A steady uptick in tax revenues is cheering policymakers. For FY 2025-26, India’s gross direct taxes have climbed 4.09% year-on-year to ₹22.78 lakh crore as on February 10, surpassing last year’s ₹21.88 lakh crore for the corresponding duration.
Refunds of ₹3.34 lakh crore trimmed this to a net ₹19.43 lakh crore, still boasting a 9.40% increase over the prior ₹17.76 lakh crore (post ₹4.11 lakh crore refunds).

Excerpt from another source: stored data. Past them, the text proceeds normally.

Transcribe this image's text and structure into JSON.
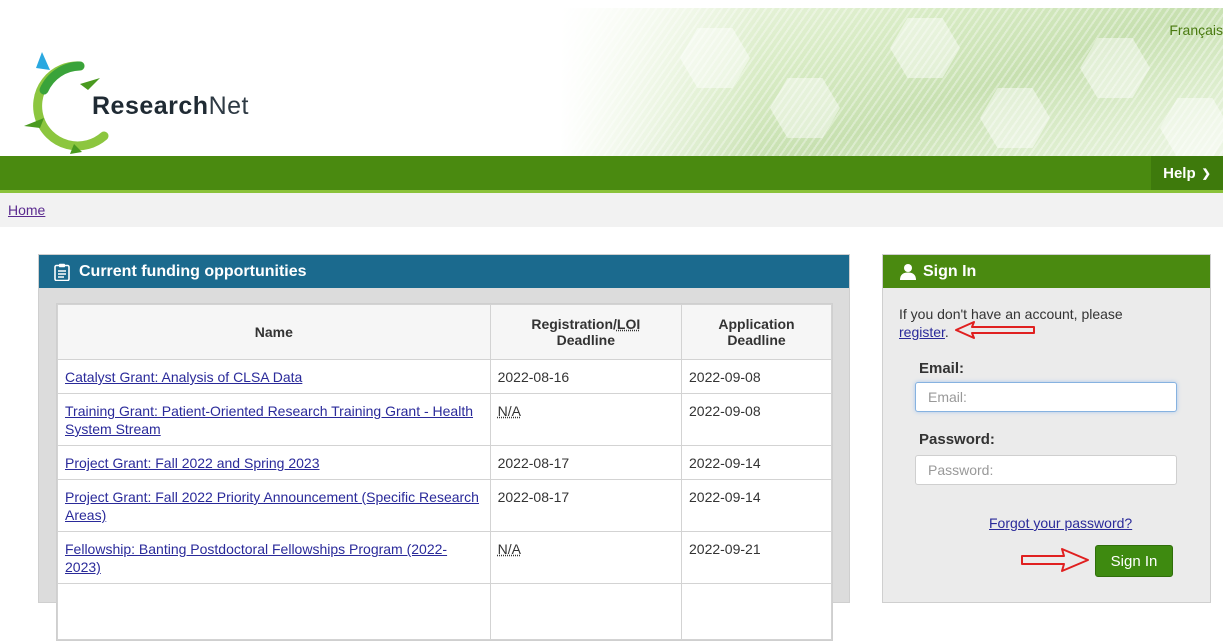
{
  "header": {
    "language_link": "Français",
    "logo_text_bold": "Research",
    "logo_text_light": "Net"
  },
  "nav": {
    "help_label": "Help"
  },
  "breadcrumb": {
    "home": "Home"
  },
  "funding": {
    "title": "Current funding opportunities",
    "columns": {
      "name": "Name",
      "registration_line1": "Registration/",
      "registration_abbr": "LOI",
      "registration_line2": "Deadline",
      "application_line1": "Application",
      "application_line2": "Deadline"
    },
    "rows": [
      {
        "name": "Catalyst Grant: Analysis of CLSA Data",
        "registration": "2022-08-16",
        "application": "2022-09-08"
      },
      {
        "name": "Training Grant: Patient-Oriented Research Training Grant - Health System Stream",
        "registration": "N/A",
        "application": "2022-09-08"
      },
      {
        "name": "Project Grant: Fall 2022 and Spring 2023",
        "registration": "2022-08-17",
        "application": "2022-09-14"
      },
      {
        "name": "Project Grant: Fall 2022 Priority Announcement (Specific Research Areas)",
        "registration": "2022-08-17",
        "application": "2022-09-14"
      },
      {
        "name": "Fellowship: Banting Postdoctoral Fellowships Program (2022-2023)",
        "registration": "N/A",
        "application": "2022-09-21"
      }
    ]
  },
  "signin": {
    "title": "Sign In",
    "intro_text": "If you don't have an account, please",
    "register_link": "register",
    "intro_end": ".",
    "email_label": "Email:",
    "email_placeholder": "Email:",
    "email_value": "",
    "password_label": "Password:",
    "password_placeholder": "Password:",
    "password_value": "",
    "forgot_link": "Forgot your password?",
    "submit_label": "Sign In"
  },
  "colors": {
    "nav_green": "#4a8a10",
    "panel_blue": "#1b6a8e",
    "annotation_red": "#e02020"
  }
}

Diving deeper, net corporate taxes amassed ₹8.89 lakh crore from ₹7.77 lakh crore, non-corporate ₹10.03 lakh crore from ₹9.47 lakh crore. STT contributed ₹50,279 crore versus ₹49,201 crore last year. Other taxes grossed ₹358.44 crore, with net at ₹326.38 crore after minor refunds.
This direct tax strength mirrors GST buoyancy: January gross collections at ₹1.93 lakh crore (up 6.2% from ₹1.82 lakh crore), April-January at ₹18.43 lakh crore (8.3% growth). January net GST rose 7.6% to ₹1.70 lakh crore, FYTD net up 6.8% to ₹15.95 lakh crore.
Such trends highlight India’s economic vitality, fueled by formalization, tech-driven compliance, and market optimism. They position the government well for capex-heavy budgets and social spending, potentially accelerating GDP growth trajectories.